A indicação do parlamentar leva em consideração dois fatores: ele é de Centro e tem boa interlocução com o Supremo
O presidente da Câmara, Hugo Motta (Republicanos), confirmou nesta quinta-feira, 18, o deputado federal Paulinho da Força como relator do projeto que concede anistia a investigados e condenados pelos atos de 8 de janeiro de 2023.
A escolha do parlamentar, em um primeiro momento, leva em consideração dois fatores. Primeiro: ele é de um partido de Centro que, apesar de ter nascido do movimento sindical, começa a se aproximar de siglas de Direita como o União Brasil e o PP.
Um acordão com o Supremo e com tudo pela anistia?
Nesta quarta-feira à noite, a Folha de S. Paulo informou que há um acordo em curso entre Congresso e STF. Pelo acordo, o STF aceitaria a redução de penas dos réus, a prisão domiciliar de Jair Bolsonaro, mas sem a anistia ampla e irrestrita ao ex-prssidente.
Durante sua fala no plenário, após a aprovação da urgência do PL da Anistia, Motta defendeu a “pacificação” no país e afirmou que um relator será nomeado para a definição de um texto final que reúna amplo apoio entre os parlamentares.

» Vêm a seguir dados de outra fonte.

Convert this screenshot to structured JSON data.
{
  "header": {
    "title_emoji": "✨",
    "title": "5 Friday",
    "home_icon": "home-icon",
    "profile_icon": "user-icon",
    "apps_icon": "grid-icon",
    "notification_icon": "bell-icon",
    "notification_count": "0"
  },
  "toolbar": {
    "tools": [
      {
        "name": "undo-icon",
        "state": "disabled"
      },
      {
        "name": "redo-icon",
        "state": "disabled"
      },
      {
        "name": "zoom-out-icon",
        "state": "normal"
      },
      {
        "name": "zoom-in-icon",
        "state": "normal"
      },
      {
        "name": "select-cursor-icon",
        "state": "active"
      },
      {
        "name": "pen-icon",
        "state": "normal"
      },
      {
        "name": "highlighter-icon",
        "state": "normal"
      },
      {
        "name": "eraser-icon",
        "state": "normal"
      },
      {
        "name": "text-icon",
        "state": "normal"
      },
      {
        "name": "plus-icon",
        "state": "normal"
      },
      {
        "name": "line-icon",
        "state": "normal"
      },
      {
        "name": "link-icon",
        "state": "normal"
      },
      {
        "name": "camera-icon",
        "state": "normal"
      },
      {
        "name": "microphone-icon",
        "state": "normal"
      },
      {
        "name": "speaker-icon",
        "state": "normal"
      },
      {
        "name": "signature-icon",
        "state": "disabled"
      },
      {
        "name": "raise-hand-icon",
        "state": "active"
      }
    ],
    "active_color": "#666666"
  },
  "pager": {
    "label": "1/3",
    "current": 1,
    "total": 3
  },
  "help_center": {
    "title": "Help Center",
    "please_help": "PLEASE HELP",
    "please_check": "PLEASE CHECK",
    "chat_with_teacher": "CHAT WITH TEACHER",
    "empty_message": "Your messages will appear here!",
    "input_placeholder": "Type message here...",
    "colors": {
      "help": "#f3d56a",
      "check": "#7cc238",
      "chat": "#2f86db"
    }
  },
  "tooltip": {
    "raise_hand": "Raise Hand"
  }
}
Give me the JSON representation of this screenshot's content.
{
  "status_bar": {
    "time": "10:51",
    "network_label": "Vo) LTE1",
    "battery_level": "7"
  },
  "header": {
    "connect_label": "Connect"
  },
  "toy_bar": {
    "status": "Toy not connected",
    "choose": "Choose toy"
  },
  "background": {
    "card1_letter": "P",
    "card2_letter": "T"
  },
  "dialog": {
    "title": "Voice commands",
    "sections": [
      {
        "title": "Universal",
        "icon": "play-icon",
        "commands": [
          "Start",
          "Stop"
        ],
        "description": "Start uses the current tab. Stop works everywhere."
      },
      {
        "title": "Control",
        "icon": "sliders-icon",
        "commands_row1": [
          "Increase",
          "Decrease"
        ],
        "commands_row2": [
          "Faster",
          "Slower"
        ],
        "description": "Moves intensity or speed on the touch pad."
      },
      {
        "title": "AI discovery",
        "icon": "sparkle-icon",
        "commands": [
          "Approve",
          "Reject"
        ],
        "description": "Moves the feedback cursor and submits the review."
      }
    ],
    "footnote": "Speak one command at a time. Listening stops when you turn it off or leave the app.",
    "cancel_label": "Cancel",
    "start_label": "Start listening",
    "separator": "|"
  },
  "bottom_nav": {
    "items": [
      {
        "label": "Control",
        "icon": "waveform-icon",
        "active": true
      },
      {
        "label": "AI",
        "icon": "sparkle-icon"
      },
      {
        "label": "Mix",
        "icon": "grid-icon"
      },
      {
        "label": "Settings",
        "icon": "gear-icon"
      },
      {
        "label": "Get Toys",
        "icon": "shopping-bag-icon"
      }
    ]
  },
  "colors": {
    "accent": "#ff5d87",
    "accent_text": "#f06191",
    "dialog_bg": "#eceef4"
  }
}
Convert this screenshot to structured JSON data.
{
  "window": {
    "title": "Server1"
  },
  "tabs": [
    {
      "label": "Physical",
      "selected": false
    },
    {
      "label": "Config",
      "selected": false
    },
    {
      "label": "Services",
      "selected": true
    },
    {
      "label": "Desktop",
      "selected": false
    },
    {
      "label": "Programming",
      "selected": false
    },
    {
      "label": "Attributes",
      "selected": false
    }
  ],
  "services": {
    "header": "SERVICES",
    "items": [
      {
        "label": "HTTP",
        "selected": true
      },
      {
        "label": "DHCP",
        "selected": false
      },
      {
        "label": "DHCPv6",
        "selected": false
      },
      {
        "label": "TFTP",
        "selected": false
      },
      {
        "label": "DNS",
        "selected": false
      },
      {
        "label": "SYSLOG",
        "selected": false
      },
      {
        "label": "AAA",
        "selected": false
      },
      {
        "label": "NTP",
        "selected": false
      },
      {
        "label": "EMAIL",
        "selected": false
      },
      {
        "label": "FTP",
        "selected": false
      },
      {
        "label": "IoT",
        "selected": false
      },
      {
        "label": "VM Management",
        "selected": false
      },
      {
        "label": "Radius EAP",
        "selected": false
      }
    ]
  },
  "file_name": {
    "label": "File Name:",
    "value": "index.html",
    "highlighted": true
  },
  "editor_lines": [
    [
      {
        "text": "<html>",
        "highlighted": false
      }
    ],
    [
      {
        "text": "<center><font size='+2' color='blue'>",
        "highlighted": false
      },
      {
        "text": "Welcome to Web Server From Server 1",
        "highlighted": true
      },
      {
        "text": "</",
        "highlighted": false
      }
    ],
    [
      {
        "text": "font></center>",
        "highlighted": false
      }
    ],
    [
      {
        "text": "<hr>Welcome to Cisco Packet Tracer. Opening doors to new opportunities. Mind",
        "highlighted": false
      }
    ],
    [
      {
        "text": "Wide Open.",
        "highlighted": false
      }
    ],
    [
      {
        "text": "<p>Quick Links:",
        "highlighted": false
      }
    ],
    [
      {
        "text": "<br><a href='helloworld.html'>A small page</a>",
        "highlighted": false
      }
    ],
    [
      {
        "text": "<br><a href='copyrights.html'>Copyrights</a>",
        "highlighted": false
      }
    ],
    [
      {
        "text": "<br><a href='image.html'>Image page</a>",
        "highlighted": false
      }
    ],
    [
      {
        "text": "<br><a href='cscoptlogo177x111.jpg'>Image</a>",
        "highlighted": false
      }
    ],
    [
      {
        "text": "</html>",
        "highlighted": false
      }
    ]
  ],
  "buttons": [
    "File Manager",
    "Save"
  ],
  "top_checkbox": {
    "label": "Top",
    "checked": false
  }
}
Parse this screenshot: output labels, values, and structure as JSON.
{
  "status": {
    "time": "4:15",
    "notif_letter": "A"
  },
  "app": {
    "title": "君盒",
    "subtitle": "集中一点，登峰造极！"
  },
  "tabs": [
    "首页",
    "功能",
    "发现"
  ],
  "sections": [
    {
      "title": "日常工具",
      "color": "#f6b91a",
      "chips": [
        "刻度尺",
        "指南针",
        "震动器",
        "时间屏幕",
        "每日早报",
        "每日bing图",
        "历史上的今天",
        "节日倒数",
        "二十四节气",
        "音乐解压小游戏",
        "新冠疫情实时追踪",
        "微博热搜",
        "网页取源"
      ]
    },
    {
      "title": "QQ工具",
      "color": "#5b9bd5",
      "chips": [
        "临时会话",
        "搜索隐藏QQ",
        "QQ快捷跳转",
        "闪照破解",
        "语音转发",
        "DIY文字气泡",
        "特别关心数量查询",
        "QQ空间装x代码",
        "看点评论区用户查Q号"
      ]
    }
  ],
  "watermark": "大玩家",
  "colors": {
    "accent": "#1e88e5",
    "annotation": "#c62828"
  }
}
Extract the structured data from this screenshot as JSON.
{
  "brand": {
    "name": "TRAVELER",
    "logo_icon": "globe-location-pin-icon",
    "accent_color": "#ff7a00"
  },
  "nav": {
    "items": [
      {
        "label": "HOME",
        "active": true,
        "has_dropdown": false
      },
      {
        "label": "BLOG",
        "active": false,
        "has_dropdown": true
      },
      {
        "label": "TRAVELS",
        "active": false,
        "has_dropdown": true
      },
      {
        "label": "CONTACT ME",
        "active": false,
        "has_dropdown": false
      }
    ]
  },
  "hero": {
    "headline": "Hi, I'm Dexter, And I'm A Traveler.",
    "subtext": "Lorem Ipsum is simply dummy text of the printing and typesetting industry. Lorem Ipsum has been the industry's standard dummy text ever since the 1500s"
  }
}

Com a aprovação em regime de urgência, a proposta poderá ser votada diretamente no plenário, sem passar por comissões temáticas. Foram 311 votos a favor e 163 contrários, além de sete abstenções.
O projeto diz que “ficam anistiados todos os que participaram de manifestações com motivação política e/ou eleitoral, ou as apoiaram, por quaisquer meios, inclusive contribuições, doações, apoio logístico ou prestação de serviços e publicações em mídias sociais e plataformas, entre o dia 30 de outubro de 2022 e o dia de entrada em vigor desta Lei“.
A proposta ressalta que a anistia da qual trata “compreende os crimes com motivação política e/ou eleitoral, ou a estes conexos, bem como aqueles definidos no Código Penal”.